Friday, October 19, 2007

HapMap part deux

There's a lot of stuff going on right now, but I thought this was the most important. The HapMap project came out with their genotypes for another 2 million SNPs (so now they're up to 3 million SNPs) in their four populations (really three, it could be argued). In the latest Nature they lay out all their findings, including the ones about tests of positive selection.
In a report called "So similar, yet so different" by Erika Check Hayden, she discusses how we're finding a lot more genetic diversity between humans than previously thought:
  • Venter diploid genome
  • CNVs
  • SNPs in this HapMap go-round
here's a snippet about those SNPs:
... in the updated HapMap, 1% of the more than 3 million SNPs that have now been analysed cannot be grouped with their neighbours to mark identical chunks of DNA. These 'untaggable SNPs' reveal parts of the genome that vary greatly between people. “These untaggable SNPs are completely doing their own thing,” McVean says. “It's not a high percentage of SNPs, but it's still a lot of them.”
...then, this great snippet. The second paragraph is pretty interesting, and very related to the research that I've been doing.
Scientists are now obtaining DNA from seven more populations with African, Asian and European ancestry that could help explain the origin of the mystery SNPs. They are also discussing a massive new bout of sequencing in an international project involving Chinese, British and US funders that would use new technologies to sequence the genomes of 1,000 individuals. Along with the two individual genome sequences already released4, these data will fuel a field that is set to explode over the next year: the hunt for genetic signatures that discriminate between smaller and smaller groups.
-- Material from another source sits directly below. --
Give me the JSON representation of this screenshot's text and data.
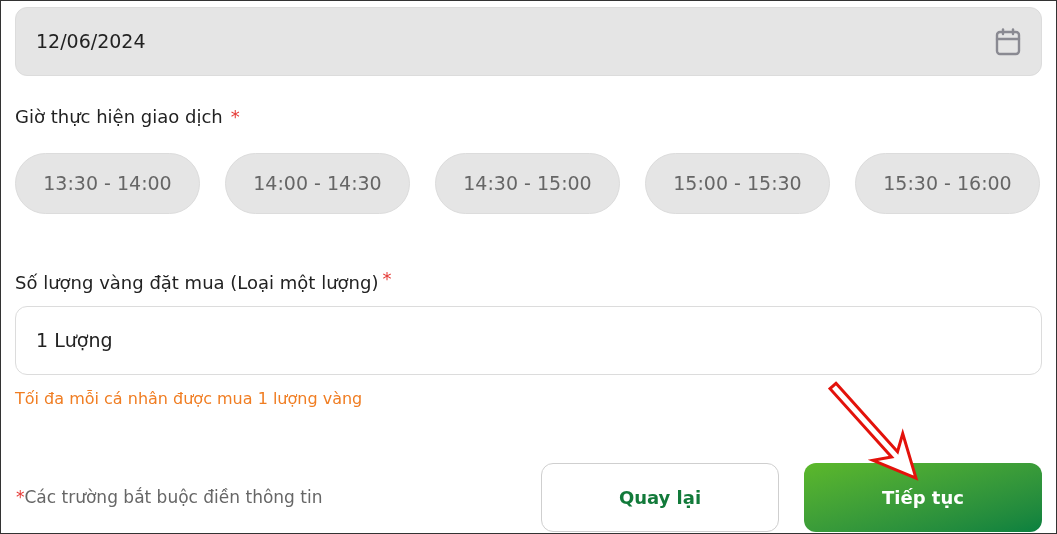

“The HapMap data can clearly tell you whether you are African or Chinese, but the question becomes, how far can you take that?” asks population geneticist Carlos Bustamante from Cornell University in Ithaca, New York. “Can you predict whether somebody comes from one village or another? We are going to see all kinds of stuff we would never have imagined was possible.”

I'll say what I can about the positive selection paper part of all this in a future post.